When I was a kid I would sneak out of my house at night during the summer. I’m not exactly sure at what age I started to do this, but I think it all began when I was eleven or twelve. I would knock on my childhood best friend’s window and then we would set out on our walk in the dark. I imagine many children do this to simply get a thrill from being out when they’re not supposed to be. This was not the case for me.
Sneaking out at this age (later would be a different story) was not about doing anything mischievous like toilet papering someone’s house or going to see a boy. I just wanted to take a walk under the night sky. One night my friend and I were brave enough to walk all the way down our long dim street to where it ended at the shoreline of the bay. I don’t think either of us will ever forget that night. We said very little consumed by the darkness. When we finally reached the water we were completely silent. Our silence was partly we were afraid we would get caught, but more so I think it was the beauty of the moment that left us without a word to say.
When I became a teenager I would sit at the end of my driveway with my cordless telephone for hours until very late at night talking to the most current boyfriend. This drove my mother nuts. She would yell out the front door insisting I come in, but I would always refuse. I didn’t really know why. I just felt more at home among the singing crickets and moon above me.
The night would also comfort me during some of the most difficult times in my life. When I felt I couldn’t handle something I would briskly walk around the block never even breaking a sweat. The darkness would allow me to disappear within it and when ready I would emerge feeling the ability to face whatever was upon me.
For the last few days I have been sick with a cold. I have watched more TV in the past 48 hours than I have watched in the last two months. The only movements I’ve made have been the trip from my bedroom to the couch in the living room in the morning and then reverse when it is bedtime. I reached my boredom breaking point tonight and decided to enjoy my cup of chai outside.
If I venture outside at night I usually just sit on my front porch, stroll along my cottage garden pathway, or stand at the end of my driveway looking up. However, after being laid up for 4 days, I needed to move around a bit. So I decided to walk down the street to view my neighbor’s flower bed I designed. This wasn’t enough for me. So I walked to the other end of my street. My cabin fever still wasn’t satisfied. I had more energy to release and I wanted to get away from the obnoxious street lights. They’re great for illuminating criminals, but not great for one who loves to be enveloped by the night.
I began to worry that there wasn’t any place for me to escape the bright lights and it made me think of the ending to Frances Mayes’ book called Bella Tuscany. She was walking among the enormous cypress trees that lined the Roman road that led to her villa Bramasole. Because of the solitude that comes with living in the country she was able to unbutton her dress and feel the wind on her skin.
From the yard above the road, I see the cypresses graph a rise and fall against a sky blown clean of clouds by this afternoon’s wind. Stars are shooting over the valley, stars that fell even before the Etruscans watched from this hillside.

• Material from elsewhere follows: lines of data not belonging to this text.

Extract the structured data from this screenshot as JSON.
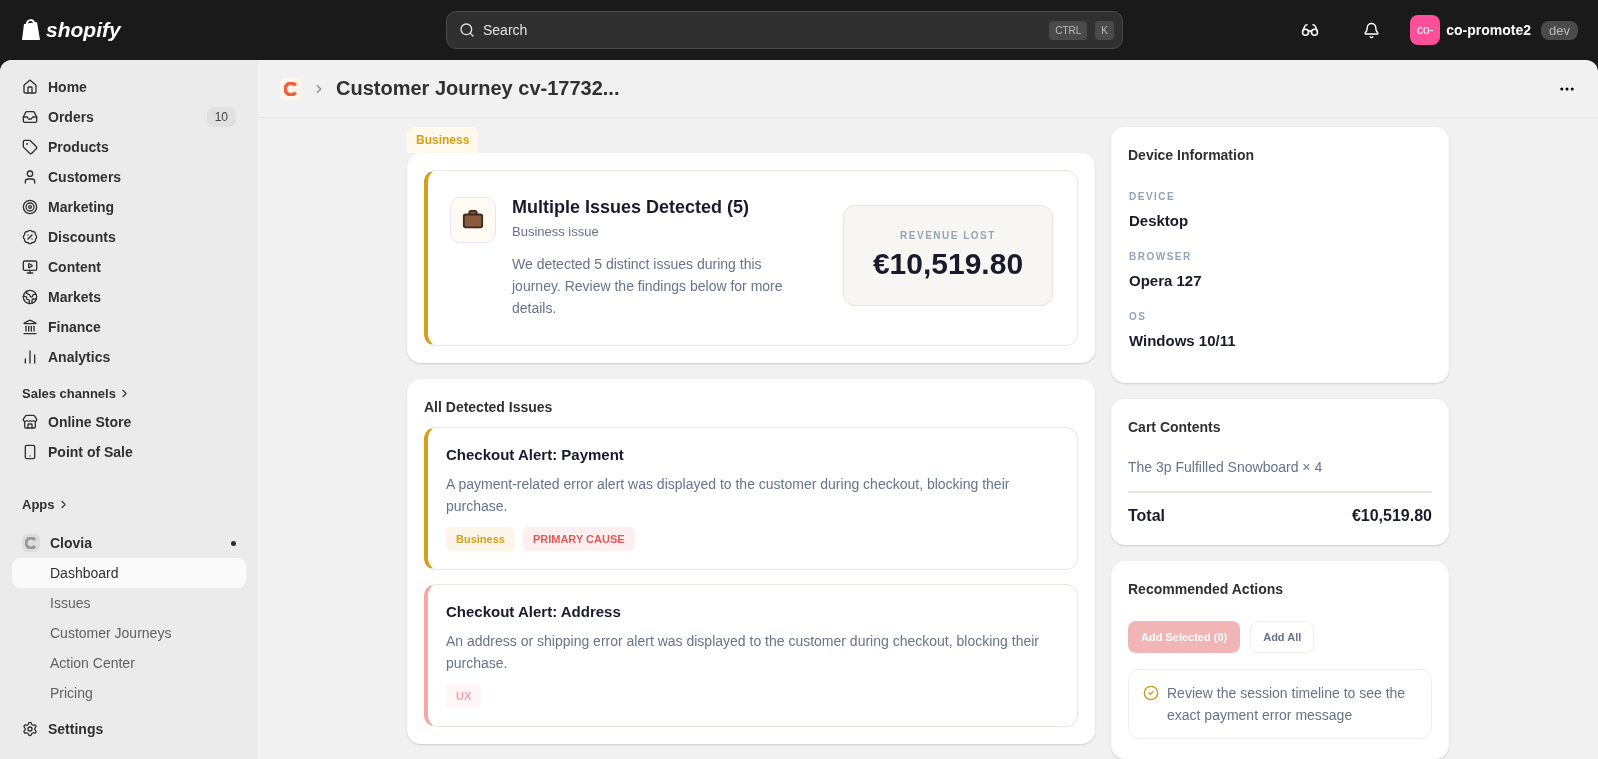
{
  "topbar": {
    "logo": "shopify",
    "search": {
      "placeholder": "Search",
      "keys": [
        "CTRL",
        "K"
      ]
    },
    "avatar": "co-",
    "store": "co-promote2",
    "env": "dev"
  },
  "sidebar": {
    "items": [
      {
        "label": "Home",
        "selected": false
      },
      {
        "label": "Orders",
        "badge": "10",
        "selected": false
      },
      {
        "label": "Products",
        "selected": false
      },
      {
        "label": "Customers",
        "selected": false
      },
      {
        "label": "Marketing",
        "selected": false
      },
      {
        "label": "Discounts",
        "selected": false
      },
      {
        "label": "Content",
        "selected": false
      },
      {
        "label": "Markets",
        "selected": false
      },
      {
        "label": "Finance",
        "selected": false
      },
      {
        "label": "Analytics",
        "selected": false
      }
    ],
    "sales_channels": {
      "heading": "Sales channels",
      "items": [
        {
          "label": "Online Store",
          "selected": false
        },
        {
          "label": "Point of Sale",
          "selected": false
        }
      ]
    },
    "apps": {
      "heading": "Apps",
      "app": {
        "label": "Clovia",
        "children": [
          {
            "label": "Dashboard",
            "selected": true
          },
          {
            "label": "Issues",
            "selected": false
          },
          {
            "label": "Customer Journeys",
            "selected": false
          },
          {
            "label": "Action Center",
            "selected": false
          },
          {
            "label": "Pricing",
            "selected": false
          }
        ]
      }
    },
    "settings": {
      "label": "Settings",
      "selected": false
    }
  },
  "page": {
    "title": "Customer Journey cv-17732..."
  },
  "summary": {
    "category": "Business",
    "color": "#d4a017",
    "title": "Multiple Issues Detected (5)",
    "subtitle": "Business issue",
    "text": "We detected 5 distinct issues during this journey. Review the findings below for more details.",
    "revenue_label": "REVENUE LOST",
    "revenue": "€10,519.80"
  },
  "issues": {
    "heading": "All Detected Issues",
    "items": [
      {
        "title": "Checkout Alert: Payment",
        "color": "#d4a017",
        "text": "A payment-related error alert was displayed to the customer during checkout, blocking their purchase.",
        "tags": [
          {
            "label": "Business",
            "color": "#d4a017"
          },
          {
            "label": "PRIMARY CAUSE",
            "color": "#e05a5a"
          }
        ]
      },
      {
        "title": "Checkout Alert: Address",
        "color": "#fca5a5",
        "text": "An address or shipping error alert was displayed to the customer during checkout, blocking their purchase.",
        "tags": [
          {
            "label": "UX",
            "color": "#fca5a5"
          }
        ]
      }
    ]
  },
  "device": {
    "heading": "Device Information",
    "fields": [
      {
        "label": "DEVICE",
        "value": "Desktop"
      },
      {
        "label": "BROWSER",
        "value": "Opera 127"
      },
      {
        "label": "OS",
        "value": "Windows 10/11"
      }
    ]
  },
  "cart": {
    "heading": "Cart Contents",
    "items": [
      "The 3p Fulfilled Snowboard × 4"
    ],
    "total_label": "Total",
    "total": "€10,519.80"
  },
  "actions": {
    "heading": "Recommended Actions",
    "buttons": [
      {
        "label": "Add Selected (0)",
        "kind": "primary",
        "disabled": true
      },
      {
        "label": "Add All",
        "kind": "secondary",
        "disabled": false
      }
    ],
    "items": [
      {
        "text": "Review the session timeline to see the exact payment error message"
      }
    ]
  }
}
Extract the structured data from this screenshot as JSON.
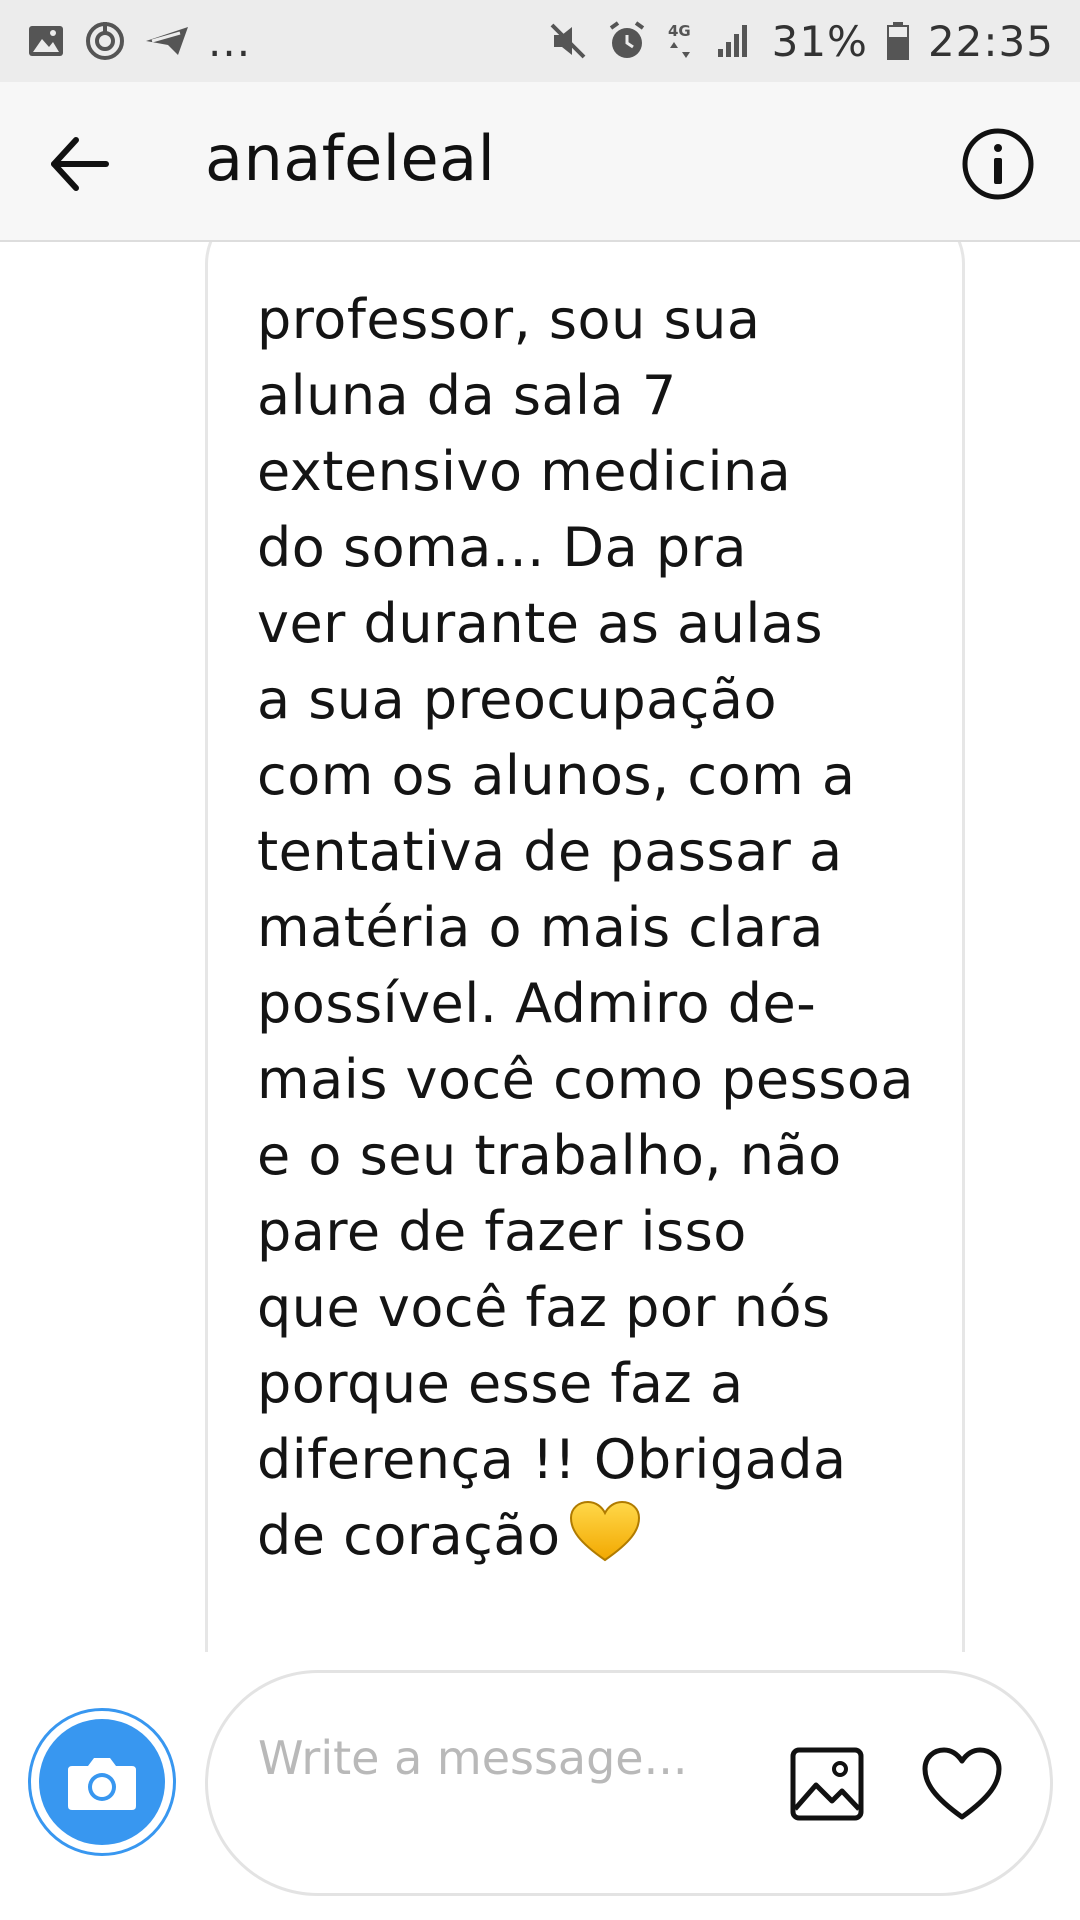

Beginning to feel sad that I’m not on a street light-less Tuscan country road I remember that my neighborhood park is not illuminated. So I keep walking taking a left at the end of the street towards the park in my over-sized T-shirt and boxer shorts. For the first time in days I feel content. I reach the park and it’s perfectly draped in darkness. I find my way to the little asphalt path and began to feel the satisfaction I found on my childhood street those years ago. There is something about being shrouded in the summer night’s air. For some reason it makes me feel safe to disappear into the dark observing the clouds drifting through the sky and admiring the flowing outlines of the trees. Everything seems so much bigger leaving me in awe of what is above and around me.
After one time around the path I knew I needed to get home because I didn’t know my need for some air would turn into an evening stroll and I was concerned my husband would worry. Sure enough as I got closer to my house my husband was standing at the end of our driveway. As I walked toward him he didn’t look angry or upset. He is well aware of my need to wander into the night. Once upon a time it was him I was talking to while sitting at the end of my mother’s driveway on a warm summer night like this.